(MG, FE)SIO(3)-Perovskite and Other High-Pressure Minerals in Acfer 040: Evidence of Very High Pressures



The impact history of meteorite parent bodies can be extracted by using shock effects in meteorites to estimate shock pressures and durations. Highly shocked chondrites generally contain shock veins with associated high-pressure minerals
that form by crystallization of the shock melt or by transformation of host-rock fragments entrained in the melt [1]. The crystallization assemblage can constrain shock pressure and the kinetics of transformation processes can be used to constrain the duration of the shock event [2-5].

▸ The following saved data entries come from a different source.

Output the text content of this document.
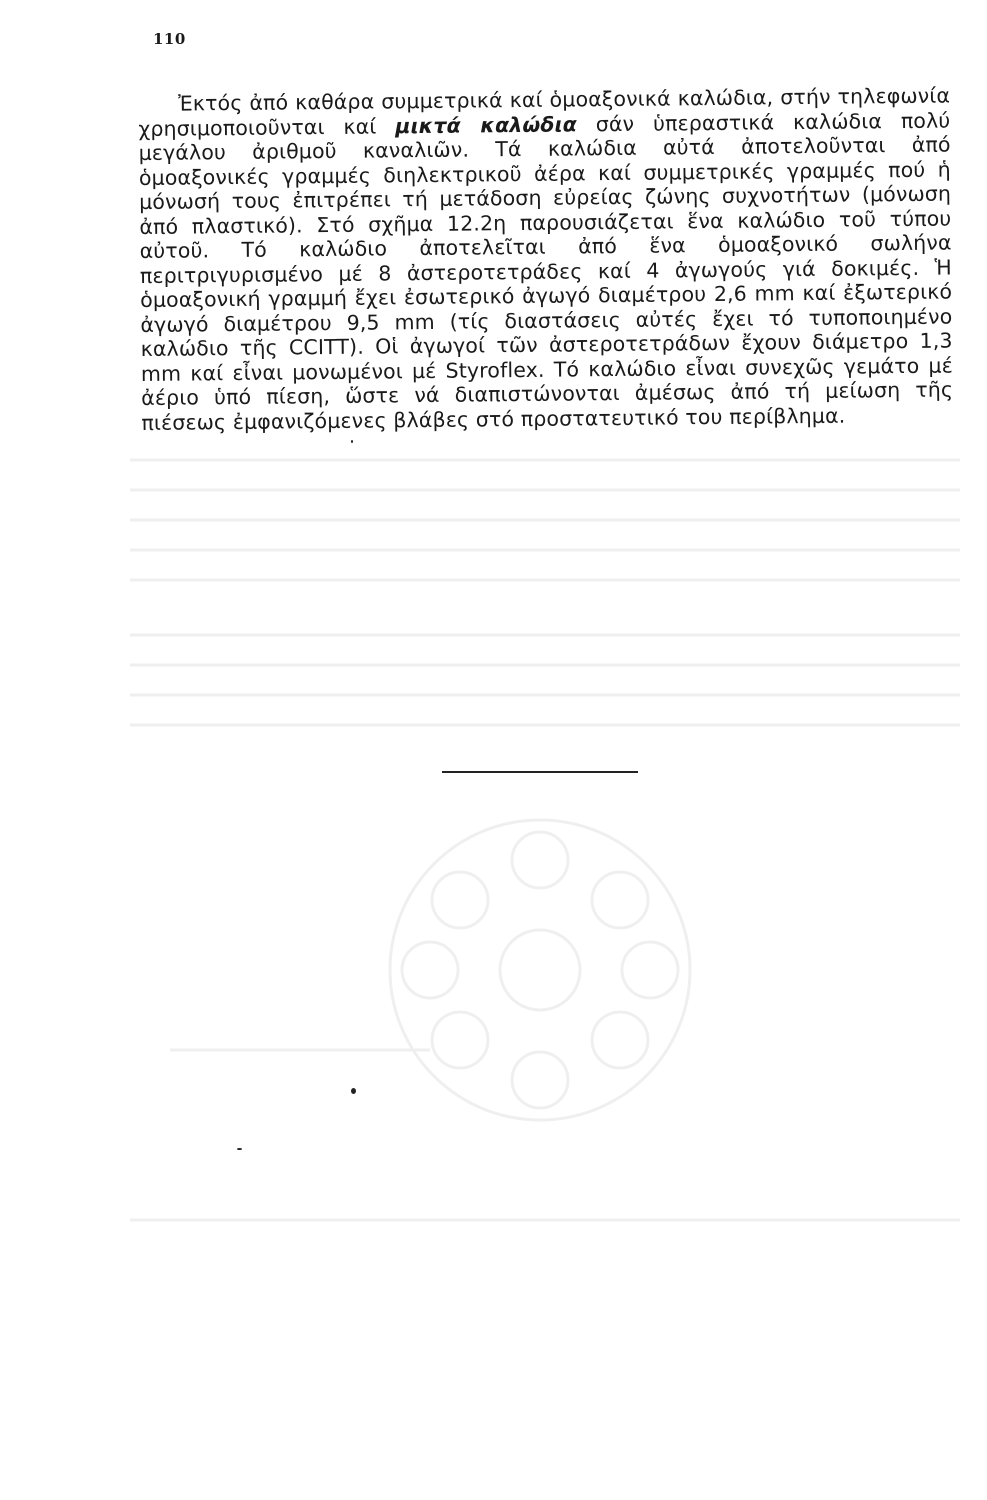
110
Ἐκτός ἀπό καθάρα συμμετρικά καί ὁμοαξονικά καλώδια, στήν τηλεφωνία χρησιμοποιοῦνται καί μικτά καλώδια σάν ὑπεραστικά καλώδια πολύ μεγάλου ἀριθμοῦ καναλιῶν. Τά καλώδια αὐτά ἀποτελοῦνται ἀπό ὁμοαξονικές γραμμές διηλεκτρικοῦ ἀέρα καί συμμετρικές γραμμές πού ἡ μόνωσή τους ἐπιτρέπει τή μετάδοση εὐρείας ζώνης συχνοτήτων (μόνωση ἀπό πλαστικό). Στό σχῆμα 12.2η παρουσιάζεται ἕνα καλώδιο τοῦ τύπου αὐτοῦ. Τό καλώδιο ἀποτελεῖται ἀπό ἕνα ὁμοαξονικό σωλήνα περιτριγυρισμένο μέ 8 ἀστεροτετράδες καί 4 ἀγωγούς γιά δοκιμές. Ἡ ὁμοαξονική γραμμή ἔχει ἐσωτερικό ἀγωγό διαμέτρου 2,6 mm καί ἐξωτερικό ἀγωγό διαμέτρου 9,5 mm (τίς διαστάσεις αὐτές ἔχει τό τυποποιημένο καλώδιο τῆς CCITT). Οἱ ἀγωγοί τῶν ἀστεροτετράδων ἔχουν διάμετρο 1,3 mm καί εἶναι μονωμένοι μέ Styroflex. Τό καλώδιο εἶναι συνεχῶς γεμάτο μέ ἀέριο ὑπό πίεση, ὥστε νά διαπιστώνονται ἀμέσως ἀπό τή μείωση τῆς πιέσεως ἐμφανιζόμενες βλάβες στό προστατευτικό του περίβλημα.
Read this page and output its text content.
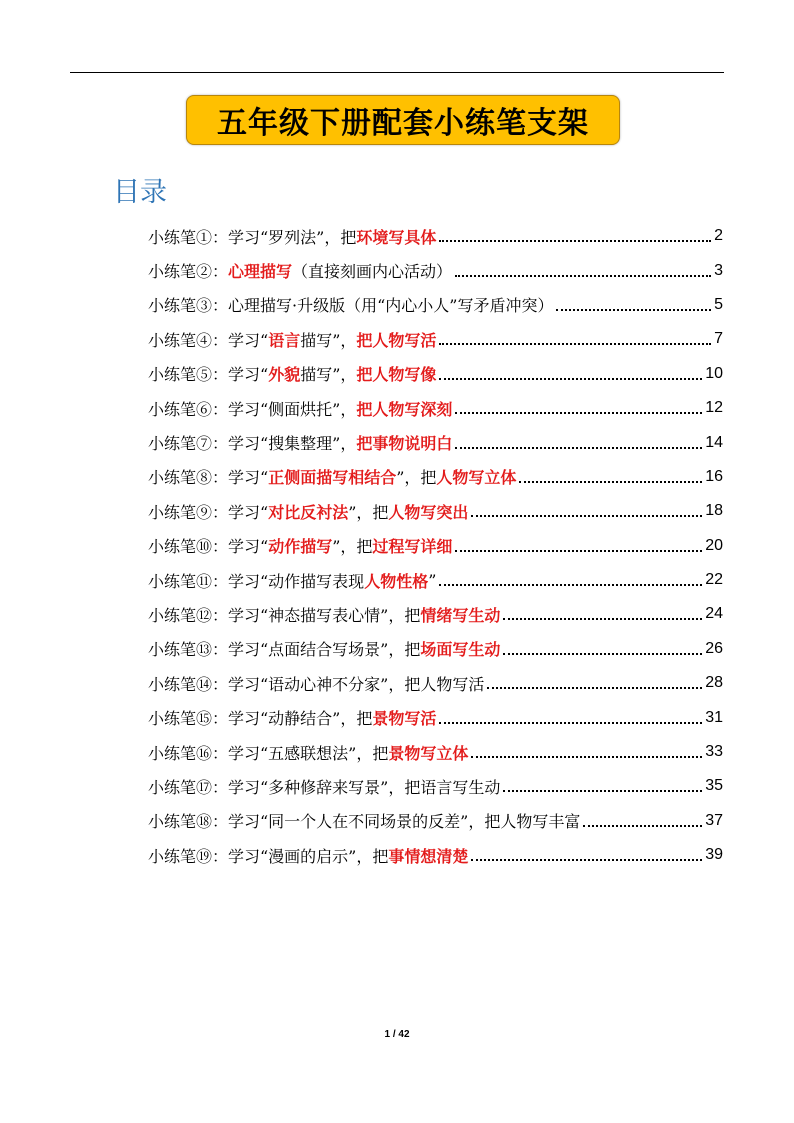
五年级下册配套小练笔支架
目录
小练笔①：学习“罗列法”，把 环境写具体	2
小练笔②： 心理描写 （直接刻画内心活动）	3
小练笔③：心理描写·升级版（用“内心小人”写矛盾冲突）	5
小练笔④：学习“ 语言 描写”， 把人物写活	7
小练笔⑤：学习“ 外貌 描写”， 把人物写像	10
小练笔⑥：学习“侧面烘托”， 把人物写深刻	12
小练笔⑦：学习“搜集整理”， 把事物说明白	14
小练笔⑧：学习“ 正侧面描写相结合 ”，把 人物写立体	16
小练笔⑨：学习“ 对比反衬法 ”，把 人物写突出	18
小练笔⑩：学习“ 动作描写 ”，把 过程写详细	20
小练笔⑪：学习“动作描写表现 人物性格 ”	22
小练笔⑫：学习“神态描写表心情”，把 情绪写生动	24
小练笔⑬：学习“点面结合写场景”，把 场面写生动	26
小练笔⑭：学习“语动心神不分家”，把人物写活	28
小练笔⑮：学习“动静结合”，把 景物写活	31
小练笔⑯：学习“五感联想法”，把 景物写立体	33
小练笔⑰：学习“多种修辞来写景”，把语言写生动	35
小练笔⑱：学习“同一个人在不同场景的反差”，把人物写丰富	37
小练笔⑲：学习“漫画的启示”，把 事情想清楚	39
1 / 42
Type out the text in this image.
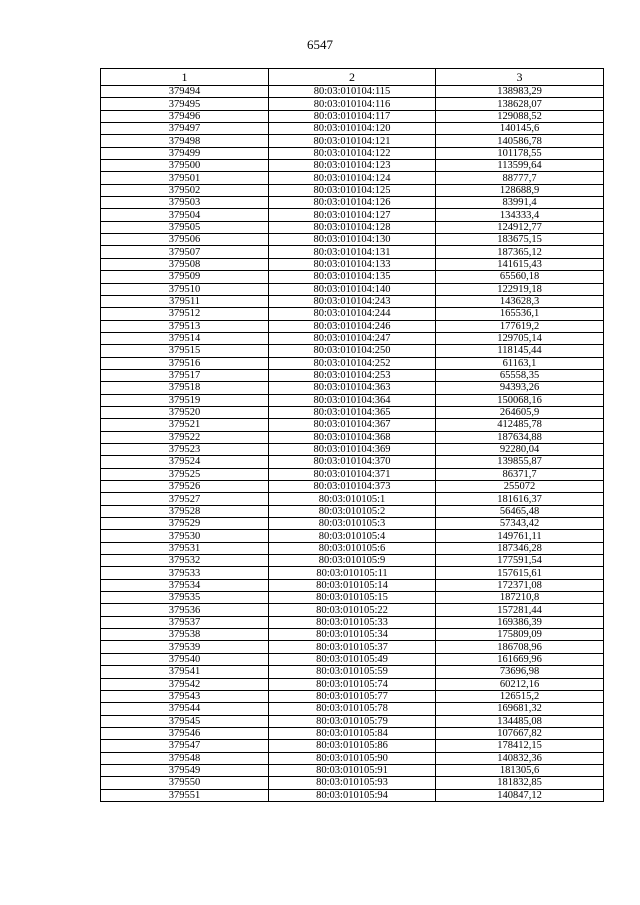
6547
1	2	3
379494	80:03:010104:115	138983,29
379495	80:03:010104:116	138628,07
379496	80:03:010104:117	129088,52
379497	80:03:010104:120	140145,6
379498	80:03:010104:121	140586,78
379499	80:03:010104:122	101178,55
379500	80:03:010104:123	113599,64
379501	80:03:010104:124	88777,7
379502	80:03:010104:125	128688,9
379503	80:03:010104:126	83991,4
379504	80:03:010104:127	134333,4
379505	80:03:010104:128	124912,77
379506	80:03:010104:130	183675,15
379507	80:03:010104:131	187365,12
379508	80:03:010104:133	141615,43
379509	80:03:010104:135	65560,18
379510	80:03:010104:140	122919,18
379511	80:03:010104:243	143628,3
379512	80:03:010104:244	165536,1
379513	80:03:010104:246	177619,2
379514	80:03:010104:247	129705,14
379515	80:03:010104:250	118145,44
379516	80:03:010104:252	61163,1
379517	80:03:010104:253	65558,35
379518	80:03:010104:363	94393,26
379519	80:03:010104:364	150068,16
379520	80:03:010104:365	264605,9
379521	80:03:010104:367	412485,78
379522	80:03:010104:368	187634,88
379523	80:03:010104:369	92280,04
379524	80:03:010104:370	139855,87
379525	80:03:010104:371	86371,7
379526	80:03:010104:373	255072
379527	80:03:010105:1	181616,37
379528	80:03:010105:2	56465,48
379529	80:03:010105:3	57343,42
379530	80:03:010105:4	149761,11
379531	80:03:010105:6	187346,28
379532	80:03:010105:9	177591,54
379533	80:03:010105:11	157615,61
379534	80:03:010105:14	172371,08
379535	80:03:010105:15	187210,8
379536	80:03:010105:22	157281,44
379537	80:03:010105:33	169386,39
379538	80:03:010105:34	175809,09
379539	80:03:010105:37	186708,96
379540	80:03:010105:49	161669,96
379541	80:03:010105:59	73696,98
379542	80:03:010105:74	60212,16
379543	80:03:010105:77	126515,2
379544	80:03:010105:78	169681,32
379545	80:03:010105:79	134485,08
379546	80:03:010105:84	107667,82
379547	80:03:010105:86	178412,15
379548	80:03:010105:90	140832,36
379549	80:03:010105:91	181305,6
379550	80:03:010105:93	181832,85
379551	80:03:010105:94	140847,12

Acfer 040 is a highly shocked S6 L5-6 chondrite with numerous melt veins and pockets. This sample was the first in which akimotoite and silicate perovskite were identified as products of melt-vein crystallization [6]. In that initial study, only a small amount of the melt-vein matrix was examined by TEM. The purpose of this study is to characterize the mineralogy and microstructures of the transformed host fragments to understand transformation mechanisms and to investigate how the shock-vein assemblages vary through the sample. Our methods include polarized light microscopy (PLM), Raman spectroscopy, field-emission SEM, FIB and TEM.


Melt-vein matrix: There are two distinct crystallization assemblages: 1) akimotoite + (Mg,Fe)SiO3-perovskite + ringwoodite, as described in [6] and 2) (Mg,Fe)SiO3-perovskite + ringwoodite. The perovskite-ringwoodite assemblage is visible in
PLM images as a finely-granular blue matrix. The akimotoitebearing assemblage has 10-µm colorless laths of akimotoite. Ringwoodite: Ringwoodite occurs as pure polycrystallineaggregate grains and as rims on and lamellae in partially transformed olivine. These olivines have a distinctly brown color and a lamellar texture with Fayolite-poor (Fa21) olivine cores and fayalite-rich (Fa26) ringwoodite rims in contact with melt. (Mg,Fe)SiO3-perovskite: Microstructures in BSE images
suggest that enstatite is completely transformed to (Mg,Fe)SiO3- perovskite plus a second minor phase. The perovskite appears to have vitrified, but this is being confirmed with TEM.